The girl had also had her nails pulled out by her 30-year-old husband and she told police that he used pillars to cut through her flesh.

“She was beaten, her fingernails were removed and her arm was broken,” the district police chief Fazel Rahman told AFP.

Gul was married off to her husband in the neighboring Baghlan province seven months ago. She had faced torture and was locked in a basement by her husband and in-law’s for five months for defying her orders to go into prostitution.

Women’s rights and protections are guaranteed by the Afghan constitution, but Gul’s case highlights the continued plight of Afghan women and girls in the decade since the Taliban was ousted from its leadership position.

The human rights situation pertaining women has gotten better since the ousting of the Taliban, but Afghan women still face high levels of domestic violence, abuse, and discrimination at debilitating levels. Rights groups and charities continue to express concern over the rights situation, fearing that women’s rights in the country could potentially be brokered off in a peace deal with the Taliban.

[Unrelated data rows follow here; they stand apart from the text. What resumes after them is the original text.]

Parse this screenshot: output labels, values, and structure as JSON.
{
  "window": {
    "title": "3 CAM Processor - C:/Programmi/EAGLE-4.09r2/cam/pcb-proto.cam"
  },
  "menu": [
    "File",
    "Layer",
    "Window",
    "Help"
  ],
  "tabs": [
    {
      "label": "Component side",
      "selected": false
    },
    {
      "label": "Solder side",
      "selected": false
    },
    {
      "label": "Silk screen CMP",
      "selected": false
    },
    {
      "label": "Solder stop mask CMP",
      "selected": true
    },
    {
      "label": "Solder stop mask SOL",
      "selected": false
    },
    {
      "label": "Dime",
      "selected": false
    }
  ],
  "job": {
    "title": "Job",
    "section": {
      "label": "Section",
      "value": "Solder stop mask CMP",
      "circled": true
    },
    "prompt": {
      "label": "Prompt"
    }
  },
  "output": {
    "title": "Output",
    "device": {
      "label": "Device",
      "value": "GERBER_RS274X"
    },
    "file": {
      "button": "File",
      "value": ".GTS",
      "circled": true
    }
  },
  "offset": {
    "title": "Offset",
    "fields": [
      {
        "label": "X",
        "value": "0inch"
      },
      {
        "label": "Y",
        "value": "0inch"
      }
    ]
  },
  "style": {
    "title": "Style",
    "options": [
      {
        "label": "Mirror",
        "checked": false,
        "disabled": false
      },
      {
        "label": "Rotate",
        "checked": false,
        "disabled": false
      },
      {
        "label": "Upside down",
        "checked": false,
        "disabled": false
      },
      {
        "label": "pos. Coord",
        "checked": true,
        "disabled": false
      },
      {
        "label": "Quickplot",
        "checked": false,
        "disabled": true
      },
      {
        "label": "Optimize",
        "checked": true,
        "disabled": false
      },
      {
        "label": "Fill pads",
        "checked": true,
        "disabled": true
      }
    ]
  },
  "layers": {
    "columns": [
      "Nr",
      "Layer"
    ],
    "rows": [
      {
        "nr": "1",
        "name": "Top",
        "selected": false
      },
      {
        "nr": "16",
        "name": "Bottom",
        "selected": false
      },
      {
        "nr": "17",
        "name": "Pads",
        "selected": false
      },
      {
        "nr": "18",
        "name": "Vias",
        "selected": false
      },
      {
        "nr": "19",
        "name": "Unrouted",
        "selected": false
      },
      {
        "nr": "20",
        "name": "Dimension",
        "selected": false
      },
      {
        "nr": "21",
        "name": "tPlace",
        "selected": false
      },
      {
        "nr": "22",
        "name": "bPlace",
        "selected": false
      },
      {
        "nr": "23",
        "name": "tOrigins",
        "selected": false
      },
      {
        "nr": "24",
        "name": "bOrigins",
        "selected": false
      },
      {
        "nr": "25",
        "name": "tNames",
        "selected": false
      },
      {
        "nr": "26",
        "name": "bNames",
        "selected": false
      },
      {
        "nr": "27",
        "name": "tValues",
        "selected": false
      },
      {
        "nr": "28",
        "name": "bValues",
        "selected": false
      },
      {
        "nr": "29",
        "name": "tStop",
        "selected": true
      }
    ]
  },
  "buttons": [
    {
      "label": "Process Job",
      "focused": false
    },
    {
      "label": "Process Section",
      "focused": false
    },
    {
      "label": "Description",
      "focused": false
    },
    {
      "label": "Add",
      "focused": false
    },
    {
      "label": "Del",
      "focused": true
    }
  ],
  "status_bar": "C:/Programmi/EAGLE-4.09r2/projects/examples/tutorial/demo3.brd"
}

In a recent survey conducted by the U.K.-based organization Action Aid, 86 percent of Afghan women surveyed expressed concern that Taliban-style rule would return to Afghanistan.

Earlier in the year, Afghanistan was voted as the worst country in the world to be a woman and landed at the bottom of Save the Children’s 2011 Mother’s Index, highlighting that Afghanistan is the most dangerous country in the world to be a mother.